Hello,
I have a problem/question regarding training a PyTorch model on a cluster with multiple CPU nodes using SLURM. I saw that the easiest way would be to utilize DDP and torchrun, but all examples that I found were only for Multi-GPU training, not Multi-CPU. I then used the GPU examples and adapted them to work on the CPUs (e.g., using “gloo” instead of “nccl”, etc.). Unfortunately, I only got 2 outcomes that didn’t work:
-
The code responded with an error, in which it said that there are no available CUDA devices. Because I try to run on multiple CPUs without any GPUs, this error shouldn’t even come up. I found that I should not use any form of
.to(rank)inside the code to prevent it from automatically wanting to use GPUs. However, this resulted in the second problem. -
If no
.to(rank)is defined when using more than one CPU; the SLURM job assigns multiple CPUs, but the training is still only running on one CPU node.

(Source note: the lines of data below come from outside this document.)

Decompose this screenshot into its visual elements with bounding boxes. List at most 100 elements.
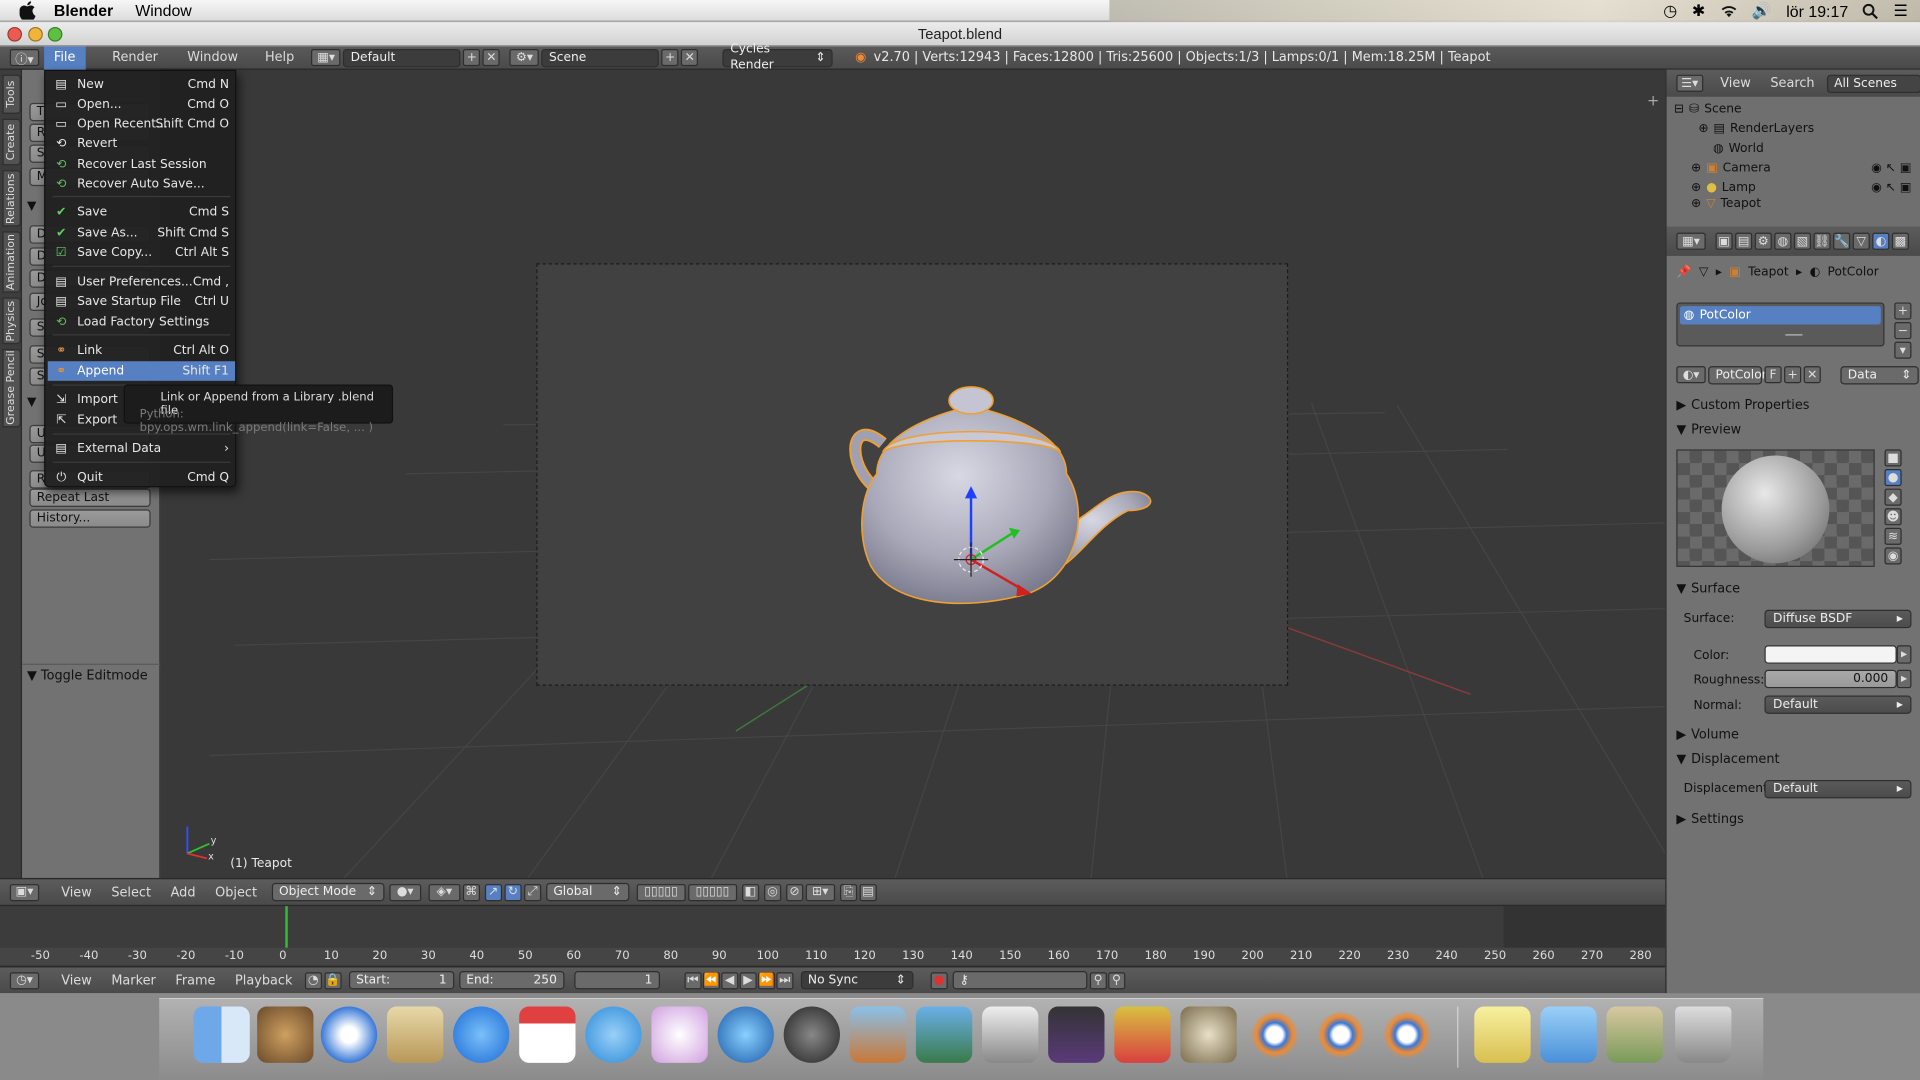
keying-set-field[interactable]: ⚷ bbox=[952, 971, 1088, 990]
menu-add[interactable]: Add bbox=[161, 885, 206, 900]
scene-field[interactable]: Scene bbox=[541, 48, 660, 67]
jump-keyframe-back-icon[interactable]: ⏪ bbox=[702, 971, 720, 989]
insert-keyframe-icon[interactable]: ⚲ bbox=[1089, 971, 1107, 989]
blender-dock-icon[interactable] bbox=[1378, 1006, 1436, 1063]
new-material-icon[interactable]: + bbox=[1784, 366, 1802, 384]
outliner-row-world[interactable]: ◍ World bbox=[1667, 138, 1920, 158]
remove-scene-icon[interactable]: ✕ bbox=[681, 48, 699, 67]
menu-item-open[interactable]: ▭ Open... Cmd O bbox=[48, 94, 235, 114]
stacked-windows-icon[interactable] bbox=[1114, 1006, 1171, 1063]
scene-context-icon[interactable]: ⚙ bbox=[1754, 232, 1772, 250]
opengl-animation-icon[interactable]: ▤ bbox=[859, 883, 877, 901]
menu-item-new[interactable]: ▤ New Cmd N bbox=[48, 75, 235, 95]
tab-relations[interactable]: Relations bbox=[2, 170, 21, 227]
preview-flat-icon[interactable]: ■ bbox=[1884, 449, 1902, 467]
apple-icon[interactable] bbox=[17, 1, 37, 21]
teapot-object[interactable] bbox=[160, 70, 1665, 878]
zoom-window-button[interactable] bbox=[47, 26, 63, 42]
panel-displacement[interactable]: ▼ Displacement bbox=[1676, 752, 1779, 767]
app-menu-blender[interactable]: Blender bbox=[54, 1, 113, 19]
menubar-clock[interactable]: lör 19:17 bbox=[1786, 2, 1848, 20]
viewport-expand-icon[interactable]: + bbox=[1647, 92, 1659, 109]
end-frame-field[interactable]: End: 250 bbox=[458, 971, 565, 990]
panel-custom-properties[interactable]: ▶ Custom Properties bbox=[1676, 398, 1809, 413]
panel-settings[interactable]: ▶ Settings bbox=[1676, 812, 1744, 827]
preview-sphere-icon[interactable]: ● bbox=[1884, 468, 1902, 487]
photo-booth-icon[interactable] bbox=[1048, 1006, 1105, 1063]
outliner-row-scene[interactable]: ⊟ ⛁ Scene bbox=[1667, 99, 1920, 119]
snap-icon[interactable]: ⊘ bbox=[785, 883, 804, 901]
viewport-shading-icon[interactable]: ●▾ bbox=[389, 883, 422, 901]
menu-help[interactable]: Help bbox=[255, 50, 304, 65]
notification-center-icon[interactable]: ☰ bbox=[1893, 1, 1907, 21]
iphoto-house-icon[interactable] bbox=[849, 1006, 907, 1063]
tab-physics[interactable]: Physics bbox=[2, 297, 21, 345]
slot-specials-icon[interactable]: ▾ bbox=[1894, 341, 1912, 359]
record-icon[interactable]: ● bbox=[930, 971, 948, 989]
timeline-area[interactable]: -50 -40 -30 -20 -10 0 10 20 30 40 50 60 70 80 90 100 110… bbox=[0, 904, 1666, 967]
layers-icon[interactable]: ▯▯▯▯▯ bbox=[688, 883, 737, 901]
blender-dock-icon[interactable] bbox=[1312, 1006, 1369, 1063]
pin-icon[interactable]: 📌 bbox=[1676, 266, 1691, 279]
texture-context-icon[interactable]: ▩ bbox=[1891, 232, 1909, 250]
current-frame-field[interactable]: 1 bbox=[574, 971, 660, 990]
menu-item-save-startup-file[interactable]: ▤ Save Startup File Ctrl U bbox=[48, 291, 235, 311]
panel-preview[interactable]: ▼ Preview bbox=[1676, 422, 1741, 437]
material-slot-item[interactable]: ◍ PotColor bbox=[1680, 306, 1881, 325]
menu-item-quit[interactable]: ⏻ Quit Cmd Q bbox=[48, 468, 235, 488]
jump-end-icon[interactable]: ⏭ bbox=[776, 971, 794, 989]
bluetooth-icon[interactable]: ✱ bbox=[1692, 1, 1705, 21]
constraints-context-icon[interactable]: ⛓ bbox=[1813, 232, 1831, 250]
collapse-arrow-icon[interactable]: ▼ bbox=[27, 200, 36, 213]
outliner-row-lamp[interactable]: ⊕ ● Lamp ◉ ↖ ▣ bbox=[1667, 178, 1920, 198]
link-dropdown[interactable]: Data ⇕ bbox=[1840, 366, 1919, 385]
tab-grease-pencil[interactable]: Grease Pencil bbox=[2, 348, 21, 428]
displacement-dropdown[interactable]: Default ▸ bbox=[1764, 780, 1912, 799]
mode-dropdown[interactable]: Object Mode ⇕ bbox=[271, 882, 385, 902]
rotate-manipulator-icon[interactable]: ↻ bbox=[504, 883, 522, 901]
menu-item-external-data[interactable]: ▤ External Data › bbox=[48, 438, 235, 458]
unlink-material-icon[interactable]: ✕ bbox=[1803, 366, 1821, 384]
trash-icon[interactable] bbox=[1675, 1006, 1732, 1063]
object-context-icon[interactable]: ▧ bbox=[1793, 232, 1812, 250]
history-button[interactable]: History... bbox=[29, 509, 151, 528]
menu-item-recover-auto-save[interactable]: ⟲ Recover Auto Save... bbox=[48, 174, 235, 194]
add-layout-icon[interactable]: + bbox=[463, 48, 481, 67]
app-store-icon[interactable] bbox=[453, 1006, 510, 1063]
editor-type-info-button[interactable]: ⓘ▾ bbox=[9, 48, 40, 67]
panel-volume[interactable]: ▶ Volume bbox=[1676, 727, 1739, 742]
menu-item-recover-last-session[interactable]: ⟲ Recover Last Session bbox=[48, 154, 235, 174]
visibility-eye-icon[interactable]: ◉ ↖ ▣ bbox=[1871, 161, 1911, 174]
menu-object[interactable]: Object bbox=[205, 885, 266, 900]
menu-render[interactable]: Render bbox=[102, 50, 167, 65]
scene-icon[interactable]: ⚙▾ bbox=[509, 48, 540, 67]
downloads-stack-icon[interactable] bbox=[1606, 1006, 1663, 1063]
roughness-link-icon[interactable]: ▸ bbox=[1896, 669, 1912, 689]
mail-eagle-icon[interactable] bbox=[257, 1006, 314, 1063]
start-frame-field[interactable]: Start: 1 bbox=[348, 971, 455, 990]
visibility-eye-icon[interactable]: ◉ ↖ ▣ bbox=[1871, 181, 1911, 194]
collapse-arrow-icon[interactable]: ▼ bbox=[27, 396, 36, 409]
editor-type-properties-button[interactable]: ▦▾ bbox=[1676, 232, 1706, 250]
manipulator-toggle-icon[interactable]: ⌘ bbox=[462, 883, 480, 901]
tab-create[interactable]: Create bbox=[2, 118, 21, 166]
quicktime-icon[interactable] bbox=[717, 1006, 774, 1063]
lock-icon[interactable]: 🔒 bbox=[324, 971, 342, 989]
layers-icon[interactable]: ▯▯▯▯▯ bbox=[636, 883, 686, 901]
render-engine-dropdown[interactable]: Cycles Render ⇕ bbox=[722, 43, 834, 72]
operator-panel[interactable]: ▼ Toggle Editmode bbox=[22, 663, 161, 688]
timeline-menu-view[interactable]: View bbox=[51, 973, 101, 988]
tab-tools[interactable]: Tools bbox=[2, 74, 21, 114]
material-name-field[interactable]: PotColor bbox=[1708, 366, 1767, 385]
panel-surface[interactable]: ▼ Surface bbox=[1676, 582, 1740, 597]
outliner-display-mode[interactable]: All Scenes bbox=[1826, 74, 1920, 93]
normal-dropdown[interactable]: Default ▸ bbox=[1764, 695, 1912, 714]
modifiers-context-icon[interactable]: 🔧 bbox=[1833, 232, 1851, 250]
mouse-app-icon[interactable] bbox=[651, 1006, 708, 1063]
menu-item-save-copy[interactable]: ☑ Save Copy... Ctrl Alt S bbox=[48, 242, 235, 262]
delete-keyframe-icon[interactable]: ⚲ bbox=[1107, 971, 1126, 989]
spotlight-search-icon[interactable] bbox=[1863, 3, 1879, 19]
stickies-icon[interactable] bbox=[1474, 1006, 1531, 1063]
render-context-icon[interactable]: ▣ bbox=[1715, 232, 1733, 250]
add-scene-icon[interactable]: + bbox=[661, 48, 679, 67]
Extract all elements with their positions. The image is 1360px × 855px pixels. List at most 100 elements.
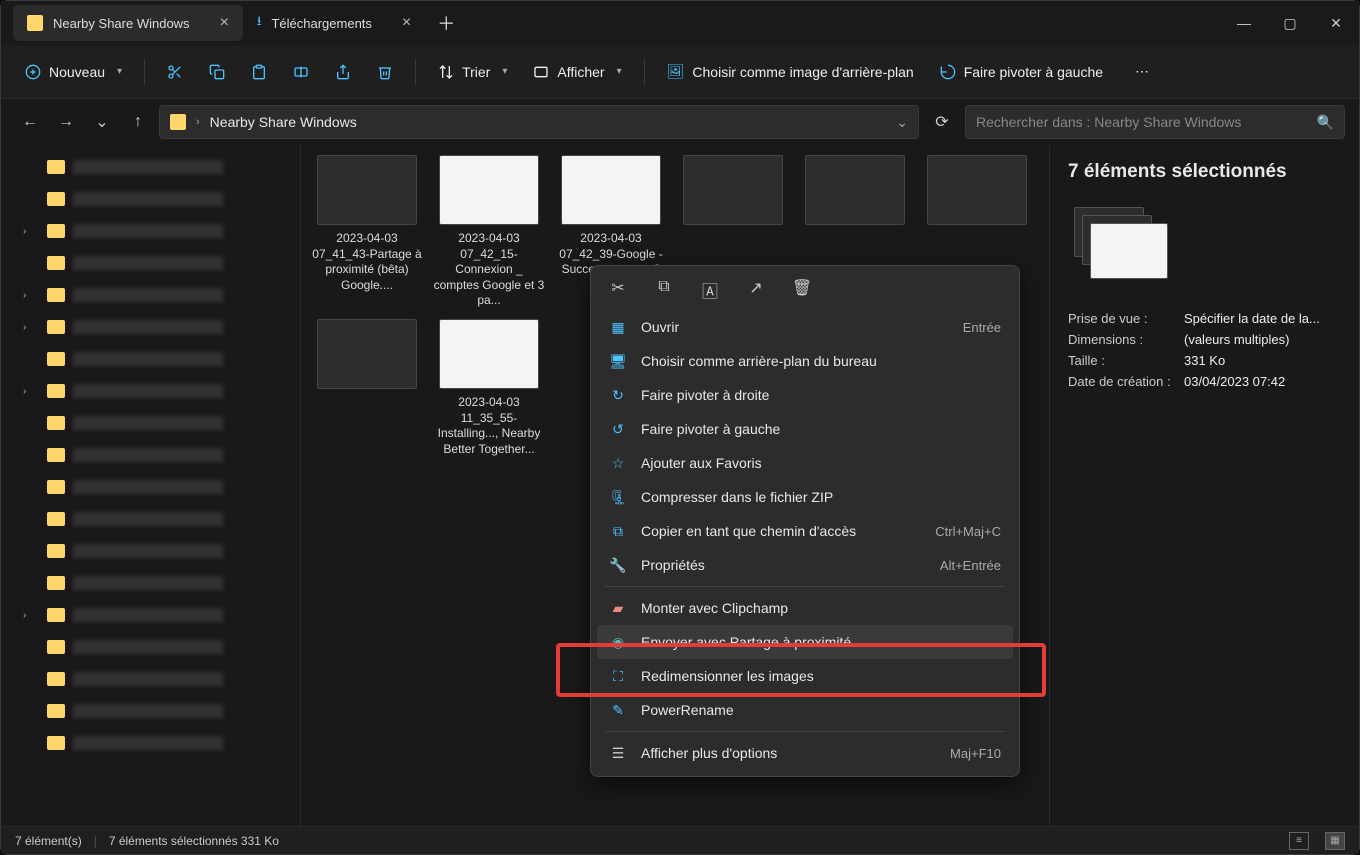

I am now at a point where I don’t know what to do anymore. I need to speed up my training for multiple CPUs because I don’t have a GPU available, but the only options I find are DDP and torchrun, which don’t work for me with only CPUs. It is also very possible that I do something wrong, but I don’t know what. Does someone might know an alternative or a guide for training on multiple CPU nodes? I would be really thankful for any help I could get. It is kind of urgent.
Thank you in advance for your replies.